After an hour I slumped over the bag that was on my lap and every time the van screeched to a halt I’d open one eye and Danielle would shake her head yes, confirming that we were in fact, beyond all comprehension, picking up another passenger.
This lasted for over two hours. When we got near Hoi An the driver poked me on the shoulder and pointed at a sign with an arrow that said Hoi An was 10 km east. Danielle and the door slider hauled all our stuff out onto the street in record time and I eventually climbed out of the van and crawled up on the cement outside a welding shop where I began to cry like a small child.

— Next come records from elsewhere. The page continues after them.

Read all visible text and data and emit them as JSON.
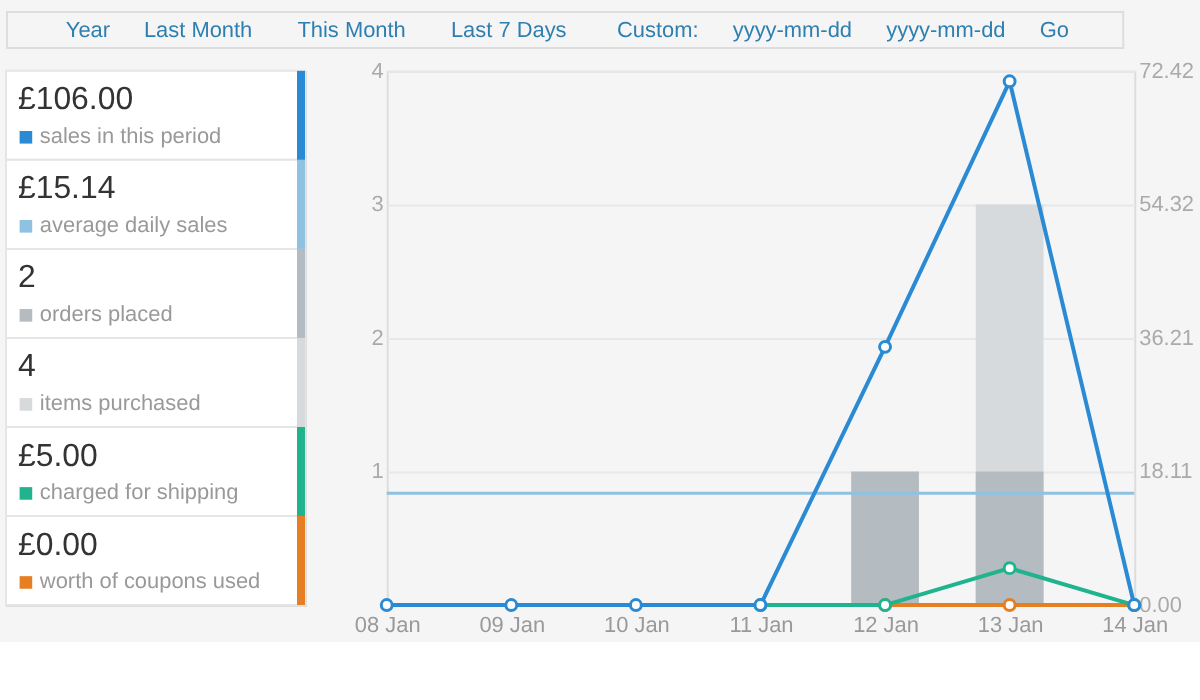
{
  "chart_data": {
    "type": "line",
    "categories": [
      "08 Jan",
      "09 Jan",
      "10 Jan",
      "11 Jan",
      "12 Jan",
      "13 Jan",
      "14 Jan"
    ],
    "series": [
      {
        "name": "sales in this period",
        "axis": "y2",
        "color": "#2a8ad4",
        "values": [
          0,
          0,
          0,
          0,
          35,
          71,
          0
        ]
      },
      {
        "name": "orders placed",
        "type": "bar",
        "color": "#b4bbc1",
        "values": [
          0,
          0,
          0,
          0,
          1,
          1,
          0
        ]
      },
      {
        "name": "items purchased",
        "type": "bar",
        "color": "#d6dadd",
        "values": [
          0,
          0,
          0,
          0,
          null,
          3,
          0
        ]
      },
      {
        "name": "charged for shipping",
        "axis": "y2",
        "color": "#1fb38e",
        "values": [
          null,
          null,
          null,
          0,
          0,
          5,
          0
        ]
      },
      {
        "name": "worth of coupons used",
        "axis": "y2",
        "color": "#e67e22",
        "values": [
          null,
          null,
          null,
          null,
          0,
          0,
          0
        ]
      }
    ],
    "ref_lines": [
      {
        "axis": "y2",
        "value": 15.14,
        "label": "average daily sales",
        "color": "#8fc1e3"
      }
    ],
    "ylim": [
      0,
      4
    ],
    "yticks": [
      1,
      2,
      3,
      4
    ],
    "y2lim": [
      0,
      72.42
    ],
    "y2ticks": [
      {
        "value": 0,
        "label": "0.00"
      },
      18.11,
      36.21,
      54.32,
      72.42
    ],
    "annotations": [
      "£106.00",
      "£15.14",
      "2",
      "4",
      "£5.00",
      "£0.00",
      "Year",
      "Last Month",
      "This Month",
      "Last 7 Days",
      "Custom:",
      "yyyy-mm-dd",
      "yyyy-mm-dd",
      "Go"
    ],
    "grid": "y",
    "legend": "left",
    "marker": "circle",
    "line_style": "solid"
  }
}
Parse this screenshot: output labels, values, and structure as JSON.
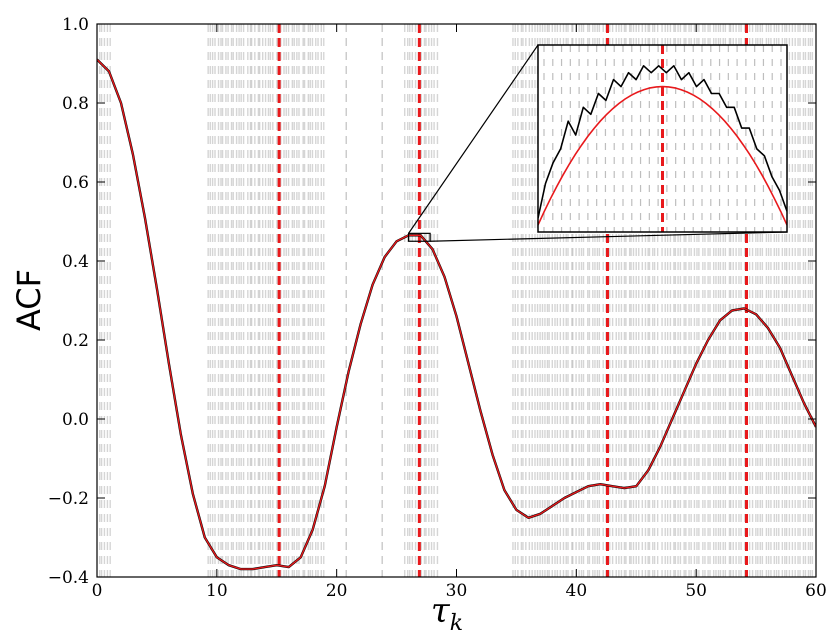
{
  "chart_data": {
    "type": "line",
    "title": "",
    "xlabel": "τ",
    "xlabel_sub": "k",
    "ylabel": "ACF",
    "xlim": [
      0,
      60
    ],
    "ylim": [
      -0.4,
      1.0
    ],
    "xticks": [
      0,
      10,
      20,
      30,
      40,
      50,
      60
    ],
    "yticks": [
      1.0,
      0.8,
      0.6,
      0.4,
      0.2,
      0.0,
      -0.2,
      -0.4
    ],
    "ytick_labels": [
      "1.0",
      "0.8",
      "0.6",
      "0.4",
      "0.2",
      "0.0",
      "−0.2",
      "−0.4"
    ],
    "grid": false,
    "legend": "none",
    "series": [
      {
        "color": "#000000",
        "x": [
          0,
          1,
          2,
          3,
          4,
          5,
          6,
          7,
          8,
          9,
          10,
          11,
          12,
          13,
          14,
          15,
          16,
          17,
          18,
          19,
          20,
          21,
          22,
          23,
          24,
          25,
          26,
          27,
          28,
          29,
          30,
          31,
          32,
          33,
          34,
          35,
          36,
          37,
          38,
          39,
          40,
          41,
          42,
          43,
          44,
          45,
          46,
          47,
          48,
          49,
          50,
          51,
          52,
          53,
          54,
          55,
          56,
          57,
          58,
          59,
          60
        ],
        "y": [
          0.91,
          0.88,
          0.8,
          0.67,
          0.51,
          0.33,
          0.14,
          -0.04,
          -0.19,
          -0.3,
          -0.35,
          -0.37,
          -0.38,
          -0.38,
          -0.375,
          -0.37,
          -0.375,
          -0.35,
          -0.28,
          -0.17,
          -0.02,
          0.12,
          0.24,
          0.34,
          0.41,
          0.45,
          0.465,
          0.465,
          0.43,
          0.36,
          0.26,
          0.14,
          0.02,
          -0.09,
          -0.18,
          -0.23,
          -0.25,
          -0.24,
          -0.22,
          -0.2,
          -0.185,
          -0.17,
          -0.165,
          -0.17,
          -0.175,
          -0.17,
          -0.13,
          -0.07,
          0.0,
          0.07,
          0.14,
          0.2,
          0.25,
          0.275,
          0.28,
          0.265,
          0.23,
          0.18,
          0.11,
          0.04,
          -0.02
        ]
      },
      {
        "color": "#e8191c",
        "x": [
          0,
          1,
          2,
          3,
          4,
          5,
          6,
          7,
          8,
          9,
          10,
          11,
          12,
          13,
          14,
          15,
          16,
          17,
          18,
          19,
          20,
          21,
          22,
          23,
          24,
          25,
          26,
          27,
          28,
          29,
          30,
          31,
          32,
          33,
          34,
          35,
          36,
          37,
          38,
          39,
          40,
          41,
          42,
          43,
          44,
          45,
          46,
          47,
          48,
          49,
          50,
          51,
          52,
          53,
          54,
          55,
          56,
          57,
          58,
          59,
          60
        ],
        "y": [
          0.91,
          0.88,
          0.8,
          0.67,
          0.51,
          0.33,
          0.14,
          -0.04,
          -0.19,
          -0.3,
          -0.35,
          -0.37,
          -0.38,
          -0.38,
          -0.375,
          -0.37,
          -0.375,
          -0.35,
          -0.28,
          -0.17,
          -0.02,
          0.12,
          0.24,
          0.34,
          0.41,
          0.45,
          0.465,
          0.465,
          0.43,
          0.36,
          0.26,
          0.14,
          0.02,
          -0.09,
          -0.18,
          -0.23,
          -0.25,
          -0.24,
          -0.22,
          -0.2,
          -0.185,
          -0.17,
          -0.165,
          -0.17,
          -0.175,
          -0.17,
          -0.13,
          -0.07,
          0.0,
          0.07,
          0.14,
          0.2,
          0.25,
          0.275,
          0.28,
          0.265,
          0.23,
          0.18,
          0.11,
          0.04,
          -0.02
        ]
      }
    ],
    "vertical_markers_red": [
      15.2,
      26.9,
      42.6,
      54.2
    ],
    "gray_dash_bands": [
      [
        0,
        1.2
      ],
      [
        9,
        19
      ],
      [
        25.5,
        28.5
      ],
      [
        34.5,
        47
      ],
      [
        47,
        60
      ]
    ],
    "gray_dash_single": [
      20.8,
      23.8
    ],
    "zoom_box": {
      "x": [
        26,
        27.8
      ],
      "y": [
        0.45,
        0.47
      ]
    },
    "inset": {
      "x_range": [
        26,
        27.8
      ],
      "y_range": [
        0.445,
        0.472
      ],
      "black_y": [
        0.447,
        0.452,
        0.455,
        0.457,
        0.461,
        0.459,
        0.463,
        0.462,
        0.465,
        0.464,
        0.467,
        0.466,
        0.468,
        0.467,
        0.469,
        0.468,
        0.469,
        0.468,
        0.469,
        0.467,
        0.468,
        0.466,
        0.467,
        0.465,
        0.465,
        0.463,
        0.463,
        0.46,
        0.46,
        0.457,
        0.456,
        0.453,
        0.451,
        0.448
      ],
      "red_peak": 0.466,
      "red_base": 0.446
    }
  }
}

After defending me from dogs and bullying border officials, Danielle loaded up both our bikes like a champ waited in the hot sun until I felt like I was ready to ride. We rode slower than ever and I stopped three times, once to squat beside a rice paddy, once to cry while I sat on some cement slabs and locals swarmed and asked Danielle questions and once when we finally made it to town and I couldn’t go on. There, she left me in yet another tiny blue plastic chair and found us a hotel.
We still don’t know what we had or why I had it worse. But we’re better and enjoying Hoi An, a city that boasts 240 tailors, one of whom is busy at work as I write making us 15 items of clothing and 2 bathing suits all for $120.
holy fucking shit. you guys are amazing. i can't even believe this story. i have to read it again just to begin to comprehend what you just went through.
ReplyDeletei can only imagine the revelations you're having every day about the comforts we overlook back home.
i hope you continue to feel better. love you both so much!
kiersten,
ReplyDeleteyou mastery of the language's nuances is impressive!